What happens when one person controls the home
There’s a very disturbing report that’s just come out in The New York Times showing that smart home devices have become tools of digital domestic abuse. Smart cameras, locks, thermostats, lights and doorbells are being used by abusers to monitor, confuse, intimidate, bully and exercise control over their victims – often women.
It’s impossible to say how widespread this is but the NYT spoke to 30 victims, lawyers, shelter workers and emergency responders who shared examples of how connected devices, controlled by the abuser, are being used for harassment.
Read this: The smart home arguments we’re having in 2018
As well as enforced remote monitoring of victims via smart cameras, the stories also include “crazy making things” like smart speakers suddenly playing loud music or the smart thermostat cranking up the temperature.
It’s not all that shocking that we’ve got to this extreme already when you consider the power dynamic between men and women when it comes to introducing, understanding and controlling technology in the home. When we have put out calls for smart home stories – such as for our feature on spats and arguments in smart homes – the anecdotal responses are often that men buy, choose and control smart home devices and women are more resistant or less interested.

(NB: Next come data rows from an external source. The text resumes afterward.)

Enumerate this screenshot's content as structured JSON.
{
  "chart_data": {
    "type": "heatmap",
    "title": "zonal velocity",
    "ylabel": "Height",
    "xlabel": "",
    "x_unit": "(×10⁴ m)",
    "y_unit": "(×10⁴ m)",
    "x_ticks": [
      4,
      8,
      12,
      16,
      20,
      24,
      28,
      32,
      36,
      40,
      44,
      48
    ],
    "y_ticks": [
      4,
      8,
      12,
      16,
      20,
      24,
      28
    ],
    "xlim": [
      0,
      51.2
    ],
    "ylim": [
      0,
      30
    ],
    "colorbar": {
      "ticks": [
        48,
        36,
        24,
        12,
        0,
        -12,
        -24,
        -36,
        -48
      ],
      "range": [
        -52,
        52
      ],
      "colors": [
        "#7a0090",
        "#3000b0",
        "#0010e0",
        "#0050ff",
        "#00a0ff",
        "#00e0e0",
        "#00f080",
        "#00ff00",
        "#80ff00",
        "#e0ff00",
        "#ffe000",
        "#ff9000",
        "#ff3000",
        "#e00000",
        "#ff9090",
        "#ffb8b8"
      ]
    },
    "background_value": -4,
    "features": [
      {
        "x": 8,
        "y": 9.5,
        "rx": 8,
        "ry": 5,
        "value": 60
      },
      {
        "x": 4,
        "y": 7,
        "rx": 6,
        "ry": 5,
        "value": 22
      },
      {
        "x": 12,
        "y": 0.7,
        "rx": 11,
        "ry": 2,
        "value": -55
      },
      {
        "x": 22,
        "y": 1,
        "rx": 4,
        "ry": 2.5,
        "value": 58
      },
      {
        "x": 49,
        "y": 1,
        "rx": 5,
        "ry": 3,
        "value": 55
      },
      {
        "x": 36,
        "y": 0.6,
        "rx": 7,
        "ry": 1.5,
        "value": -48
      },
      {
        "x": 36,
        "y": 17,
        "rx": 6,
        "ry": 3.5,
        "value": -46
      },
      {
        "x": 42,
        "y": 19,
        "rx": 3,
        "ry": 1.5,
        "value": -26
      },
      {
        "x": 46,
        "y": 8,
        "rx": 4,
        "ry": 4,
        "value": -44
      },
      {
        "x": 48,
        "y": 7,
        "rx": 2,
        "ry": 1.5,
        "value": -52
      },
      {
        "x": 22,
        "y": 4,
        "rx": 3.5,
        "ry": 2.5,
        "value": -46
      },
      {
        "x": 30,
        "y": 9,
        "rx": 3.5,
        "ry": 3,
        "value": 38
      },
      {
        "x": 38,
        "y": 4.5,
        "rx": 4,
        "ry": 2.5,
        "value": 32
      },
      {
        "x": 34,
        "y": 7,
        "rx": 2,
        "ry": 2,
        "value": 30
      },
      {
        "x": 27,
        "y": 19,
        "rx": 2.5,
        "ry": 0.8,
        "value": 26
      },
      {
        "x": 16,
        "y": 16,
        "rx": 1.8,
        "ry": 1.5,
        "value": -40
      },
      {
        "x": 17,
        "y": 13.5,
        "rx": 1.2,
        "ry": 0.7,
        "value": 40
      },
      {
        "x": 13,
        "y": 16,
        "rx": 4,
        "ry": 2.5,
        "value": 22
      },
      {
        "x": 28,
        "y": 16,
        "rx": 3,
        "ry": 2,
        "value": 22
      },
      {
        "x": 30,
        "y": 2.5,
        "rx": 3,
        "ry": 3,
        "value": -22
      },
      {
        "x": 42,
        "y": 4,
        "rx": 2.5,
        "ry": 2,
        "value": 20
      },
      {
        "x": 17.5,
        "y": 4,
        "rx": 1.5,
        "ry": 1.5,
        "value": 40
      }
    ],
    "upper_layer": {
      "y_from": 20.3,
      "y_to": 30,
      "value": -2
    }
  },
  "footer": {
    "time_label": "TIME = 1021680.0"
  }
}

The women who were interviewed described not fully understanding how the tech works, not having all the companion apps on their phones and considering actions like ripping a smart thermostat off the wall to end the abuse.
Aside from using the physical reset button or changing the household’s Wi-Fi, it might be worth manufacturers’ while to explore other systems that allow a victim to report such behaviour – though who would adjudicate in that instance becomes tricky as the law doesn’t cover much of this high tech harassment right now. Would Amazon or Google be able to kill smart home systems if they found evidence of abuse?
More likely these companies will need to find a secure way for members of the house to add themselves as additional users without leaving the devices open to hacking.